Si nos Enquêtes étaient plus sérieuses.

de Régis Moulu

 

2 Rôles : Louis (le Cri) et Marie-Antoinette (un Bâillement).

 

Acte unique - Quelque part.

 

Louis. - Quand je crie, c'est haut en couleurs. Une lame coupante comme un sens interdit, tranchante comme la tour Eiffel. Tu avais disparu. Nous n'étions plus simultanés. Ton bras ne conduisait plus le mien. Tu étais partie très loin, plus loin que le sont nos morts. Tes objets ne parlaient plus que de toi tellement tu leurs manquais. L'obsession, je te jure que c'était l'obsession, celle qui décolle la langue et rime avec les yeux sur la lune, dès fois qu'on t'y verrait, dès fois qu'on puisse enfin savoir quelque chose à ton sujet. Quand je crie, c'est haut en couleurs. Et les chiens errants se font moins vagabonds et plus chapardeurs, on n'a plus le droit de perdre, de laisser passer, de ne pas fêter l'être cher, de ne plus ouvrir nos bouches pour la chair, je bois, j'ai bu, j'ai crié l'âme saoule, les cheveux en salade. Crier, crier à se surprendre soi-même d'avoir les mains sur les oreilles, de naissance. Où étais-tu ? Pas encore divisée, l'air frais me l'a dit. La peine de mort, c'est surtout la peine qu'on devrait avoir pour le mort - mais c'était pour après, que je me disais. Un gardien m'a vendu ton issue, s'est vendu : tu dormais, suspendue au bâillement, tu as ce charme de savoir ouvrir ton palais, tu étais sauvée, tu t'étais sauvée par la grande porte, porte-bonheur que je me disais, les dents regroupées pour la première fois depuis mon internement...

Marie-Antoinette. - C'est une chance qui nous était offerte !

Louis. - Mais avec le sentiment de ne jamais avoir été compris.

Marie-Antoinette. - Où était l'homme dans tout ça ?

Louis. - Car seule la femme que tu as su être pour moi a pu le dire. Ah, si la télévision m'était donnée. Je meurs de savoir que seuls les documentaires s'intéressent à moi.
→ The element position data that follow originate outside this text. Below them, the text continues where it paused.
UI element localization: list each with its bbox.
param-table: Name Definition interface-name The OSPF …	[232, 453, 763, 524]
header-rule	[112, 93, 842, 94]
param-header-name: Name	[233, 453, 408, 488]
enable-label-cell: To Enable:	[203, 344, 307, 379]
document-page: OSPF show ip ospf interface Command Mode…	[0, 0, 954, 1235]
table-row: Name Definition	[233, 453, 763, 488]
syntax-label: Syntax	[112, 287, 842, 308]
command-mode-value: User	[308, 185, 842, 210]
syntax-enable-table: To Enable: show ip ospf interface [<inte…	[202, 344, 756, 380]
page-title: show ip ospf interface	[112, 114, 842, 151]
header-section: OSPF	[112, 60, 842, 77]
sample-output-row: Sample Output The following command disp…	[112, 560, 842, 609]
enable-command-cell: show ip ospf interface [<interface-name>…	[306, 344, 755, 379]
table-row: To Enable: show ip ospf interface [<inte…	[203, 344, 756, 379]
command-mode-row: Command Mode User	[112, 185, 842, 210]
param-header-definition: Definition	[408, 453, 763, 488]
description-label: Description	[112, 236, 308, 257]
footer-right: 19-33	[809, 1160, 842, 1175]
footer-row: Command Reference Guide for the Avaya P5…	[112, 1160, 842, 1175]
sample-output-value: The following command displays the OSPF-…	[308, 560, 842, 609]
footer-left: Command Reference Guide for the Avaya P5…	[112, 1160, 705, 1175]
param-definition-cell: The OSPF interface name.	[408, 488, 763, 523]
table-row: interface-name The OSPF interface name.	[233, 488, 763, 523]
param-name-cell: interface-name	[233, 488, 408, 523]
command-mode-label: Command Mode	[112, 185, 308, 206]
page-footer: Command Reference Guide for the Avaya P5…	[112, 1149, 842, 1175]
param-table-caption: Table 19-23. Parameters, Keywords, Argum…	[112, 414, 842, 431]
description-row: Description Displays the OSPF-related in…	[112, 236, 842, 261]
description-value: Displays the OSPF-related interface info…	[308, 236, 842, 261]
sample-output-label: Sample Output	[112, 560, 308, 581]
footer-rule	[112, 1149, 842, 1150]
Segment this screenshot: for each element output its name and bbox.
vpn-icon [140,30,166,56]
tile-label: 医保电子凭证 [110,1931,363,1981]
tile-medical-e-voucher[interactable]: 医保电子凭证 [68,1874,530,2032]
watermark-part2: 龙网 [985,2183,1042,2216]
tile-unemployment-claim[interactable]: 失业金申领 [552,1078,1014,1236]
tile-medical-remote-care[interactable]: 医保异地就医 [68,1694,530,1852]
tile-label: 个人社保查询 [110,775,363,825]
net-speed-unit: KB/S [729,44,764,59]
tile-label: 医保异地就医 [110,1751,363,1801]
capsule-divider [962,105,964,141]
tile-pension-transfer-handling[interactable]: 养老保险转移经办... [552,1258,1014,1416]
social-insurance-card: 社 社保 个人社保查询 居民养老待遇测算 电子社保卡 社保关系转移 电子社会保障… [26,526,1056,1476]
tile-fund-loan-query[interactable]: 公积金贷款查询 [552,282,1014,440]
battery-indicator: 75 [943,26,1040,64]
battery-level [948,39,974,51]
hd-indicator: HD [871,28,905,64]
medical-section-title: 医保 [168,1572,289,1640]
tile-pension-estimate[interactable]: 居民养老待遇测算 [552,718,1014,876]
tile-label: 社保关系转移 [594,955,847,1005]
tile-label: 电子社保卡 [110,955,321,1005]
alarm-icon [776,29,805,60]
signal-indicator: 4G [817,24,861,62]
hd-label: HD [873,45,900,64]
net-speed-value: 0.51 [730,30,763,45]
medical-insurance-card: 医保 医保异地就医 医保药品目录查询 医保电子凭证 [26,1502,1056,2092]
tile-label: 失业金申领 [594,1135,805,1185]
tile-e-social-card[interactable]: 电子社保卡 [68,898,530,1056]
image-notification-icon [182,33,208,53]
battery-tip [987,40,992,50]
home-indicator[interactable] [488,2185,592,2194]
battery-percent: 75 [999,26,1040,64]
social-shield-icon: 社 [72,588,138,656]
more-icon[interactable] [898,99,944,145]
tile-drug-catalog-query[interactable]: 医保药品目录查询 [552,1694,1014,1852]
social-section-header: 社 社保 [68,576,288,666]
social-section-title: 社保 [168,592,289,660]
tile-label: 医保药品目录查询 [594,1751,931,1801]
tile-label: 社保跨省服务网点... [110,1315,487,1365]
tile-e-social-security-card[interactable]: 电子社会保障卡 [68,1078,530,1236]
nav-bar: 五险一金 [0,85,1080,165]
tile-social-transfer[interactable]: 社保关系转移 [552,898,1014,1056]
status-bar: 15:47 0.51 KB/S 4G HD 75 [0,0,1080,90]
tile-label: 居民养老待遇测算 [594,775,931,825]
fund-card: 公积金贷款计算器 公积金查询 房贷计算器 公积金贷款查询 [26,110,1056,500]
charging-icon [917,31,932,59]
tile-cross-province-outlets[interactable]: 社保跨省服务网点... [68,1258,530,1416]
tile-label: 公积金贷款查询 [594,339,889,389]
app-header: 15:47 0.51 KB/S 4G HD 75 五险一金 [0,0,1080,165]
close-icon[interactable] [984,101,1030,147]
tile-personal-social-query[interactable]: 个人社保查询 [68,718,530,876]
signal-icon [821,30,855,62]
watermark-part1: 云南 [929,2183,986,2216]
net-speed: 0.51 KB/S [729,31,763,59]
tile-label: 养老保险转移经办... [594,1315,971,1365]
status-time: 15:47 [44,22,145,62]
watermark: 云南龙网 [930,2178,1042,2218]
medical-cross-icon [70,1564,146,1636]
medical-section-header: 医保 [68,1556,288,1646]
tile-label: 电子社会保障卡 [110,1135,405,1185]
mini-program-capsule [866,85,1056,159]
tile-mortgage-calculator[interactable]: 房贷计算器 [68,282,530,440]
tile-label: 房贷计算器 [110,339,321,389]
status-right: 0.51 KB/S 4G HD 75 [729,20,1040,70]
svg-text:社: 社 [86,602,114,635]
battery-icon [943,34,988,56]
Mort et consigné, autrement dit mort deux fois !

Marie-Antoinette. - Pas pour moi. Louis, enlève ta perruque, il ne fait plus si froid. Le plus dur est passé. La raideur du métal qui nous glace à présent s'étale. Une barque, je veux une barque mon tout doux, mon nouveau chauve, mon exubérante momie. Tes sentiments te rendent montagne si je veux.

Louis. - Ta présence est mon gouffre.

Marie-Antoinette. - A chacun de tes cris, moi je baille. Nous communions, tous deux la bouche en o, tout le temps, à chaque épreuve j'en suis sûre, et à chaque joie mais là je ne le parierais pas... On a gagné d'avoir perdu la vie... Ça ne pouvait plus continuer : trop de réceptions, trop de robes, trop de bijoux, trop de matériaux bien trop précieux, bien trop épais. Mais comment le dire ? Comment le faire comprendre à ceux qui, le couteau à la main, nous jalousaient ? Et je baillais à longueur de lustres pour qu'on m'achève, qu'on m'ignore ou qu'on me déteste. Trop riche pour avoir le droit de se plaindre. Trop riche pour acheter la simplicité. Méprisez-moi petites gens. De vos paroles, j'en baille, voyez mes dents !

Louis. - Et pour notre plus grand bonheur, dussions-nous être patients, nos amis de l'époque, en toute bonté, s'intéressèrent enfin à nous !

Marie-Antoinette. - Bien qu'il soit encore plus grossier de tourner à l'infini en carrosse pour qu'ils nous voient, et même de s'habiller simplement pour qu'enfin ils nous reconnaissent comme étant des leurs. Et nous avons dû tourner, tourner, et tourner encore au point même d'envisager les villes les plus improbables comme Sainte-Ménéhould. Incroyable ! Incroyablement anecdotique !

Louis. - Mais comme toujours, ce qui est impossible à inventer se retient toujours le mieux. Et c'est avec ça, ma très douce, ma nouvelle coupe, mon exubérante momie que l'Histoire s'est rappelée de nous. Désormais, inutile de crier à l'univoque, inutile de bailler sur l'univers, nous sommes réunis comme le o qui s'est fait i, le oi de toi est le oi de moi, j'en ai la foi,

Boire le soir jusqu'à la nuit,

Voir ce noir et tout ce qui s'en suit,

Savoir croire nous a toujours sauvé la vie.

 

Fin.

... sous la contrainte d'écriture suivante :

Ecrire un dialogue dans lequel parlent Le cri et Le baillement.